As this book is only available in Hardback (and frankly its the only way to read it.) I do not have my customary kindle link. here however is a the link to amazon if you want to check this out. Which you do…

https://www.amazon.co.uk/Fascinating-Folklore-Compendium-Comics-Essays/dp/1912634724

Several years ago I was selling books in a park with several other authors one of which was Stephen Palmer, a brilliant fiction writer and a fascinating writer of narrative non-fiction. We exchanged at least three sentences, one of which was, “I am nipping to the Tesco’s down the hill, do you want anything?” Which just goes to show what fascinating people we authors are, and the intellectual nature of our conversations. In my defence, I really wanted a sandwich.

In any regard I was later to read, and love, his steampunk/Victorian urban fantasy Conjuror Girl, which started with the splendid Monique Orphan.

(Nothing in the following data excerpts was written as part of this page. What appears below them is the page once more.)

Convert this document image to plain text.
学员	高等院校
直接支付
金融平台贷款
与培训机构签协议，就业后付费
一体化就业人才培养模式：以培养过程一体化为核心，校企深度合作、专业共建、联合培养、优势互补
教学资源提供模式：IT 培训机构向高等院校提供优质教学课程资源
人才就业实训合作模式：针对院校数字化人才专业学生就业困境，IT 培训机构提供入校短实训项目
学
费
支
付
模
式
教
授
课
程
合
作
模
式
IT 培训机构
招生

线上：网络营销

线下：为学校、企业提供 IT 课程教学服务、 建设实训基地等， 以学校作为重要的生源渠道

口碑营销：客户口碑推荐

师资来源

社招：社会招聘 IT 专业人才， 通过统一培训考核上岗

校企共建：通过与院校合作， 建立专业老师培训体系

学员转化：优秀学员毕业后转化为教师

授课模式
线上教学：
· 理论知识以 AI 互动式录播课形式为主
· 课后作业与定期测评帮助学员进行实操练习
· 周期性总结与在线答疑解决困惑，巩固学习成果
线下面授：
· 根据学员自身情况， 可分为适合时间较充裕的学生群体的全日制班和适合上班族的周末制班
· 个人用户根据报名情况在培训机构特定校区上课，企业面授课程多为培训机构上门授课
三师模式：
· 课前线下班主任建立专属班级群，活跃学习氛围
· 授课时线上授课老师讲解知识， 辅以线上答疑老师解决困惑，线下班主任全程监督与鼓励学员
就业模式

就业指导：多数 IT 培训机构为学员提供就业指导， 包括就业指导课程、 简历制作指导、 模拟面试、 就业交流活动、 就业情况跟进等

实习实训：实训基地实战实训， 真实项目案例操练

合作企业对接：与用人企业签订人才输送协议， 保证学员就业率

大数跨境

For reasons best known to himself Stephen contacted me earlier ( much earlier) this year and asked if I would be interested in an ARC copy of his latest book, a narrative non-fiction work exploring the relationship between humanity, the constellation of Taurus and the sacredness of bulls. I said sure. Failed to find time to read the arc and ended up buying the book when it was released where it got placed in the to read pile of doom. Eventually I did read it over the course of a couple of months because it a book that lends itself to being read a chapter at a time, as each chapter is a separate entity. This is not me disparaging the book, or saying it was difficult to get into. There are some books, books that lend themself to been read in episodes between other books. That’s just how I like to read. Novels are all absorbing and need to be read beginning to end. Short fiction and books like this one which is a link series of short narratives, lend them selves to short reads between novels.

In any regard I finished I am Taurus months ago but like Fascinating Folklore it became lost in the foundations of the to read pile and the review I had written notes for got forgot about… So somewhat delayed…

I am Taurus

Spanning from the prehistory of the ice age as portrayed in the cave paintings of Lascaux of our ancestors hunting the now long extinct aurochs, the great wild bovines of northern Europe, right up to the running of the bulls in Pamplona. I am Taurus examines how human cultures have long been influences by and linked to the spiritualisation of bulls.

This is not however an arid intellectual book of anthropology or archology. Each epoch is examined form the point of view, as the title suggests, of the bull. A narrative from the scared beast, be it the hunted honoured by the hunter, the sacrifice offer to the gods, the sacred bulls that were the ‘dance partners’ of young Minoans, the golden calf of Canaan, or any of the other times the bull has featured heavily in human culture. Which is to say, often.

This is a unique and fascinating perspective, and one that Stephen crafts in such a way that it draws you in to each chapter. He is a master of narrative exploration. There is a beauty to the writing, a richness and a vibrancy about it that just makes each chapter its own unique joy. As a writer of fiction, I love narrative, so perhaps I am biased, but this is the way dure people in to thinking about our collective humanity. It is a joy.

Anyway, the to read pile is safer for now, and these books among others have found there true homes on my bookshelves, though I suspect I shall revisit them both over time. They are both books to delve into, and refresh your acquaintance with time and again.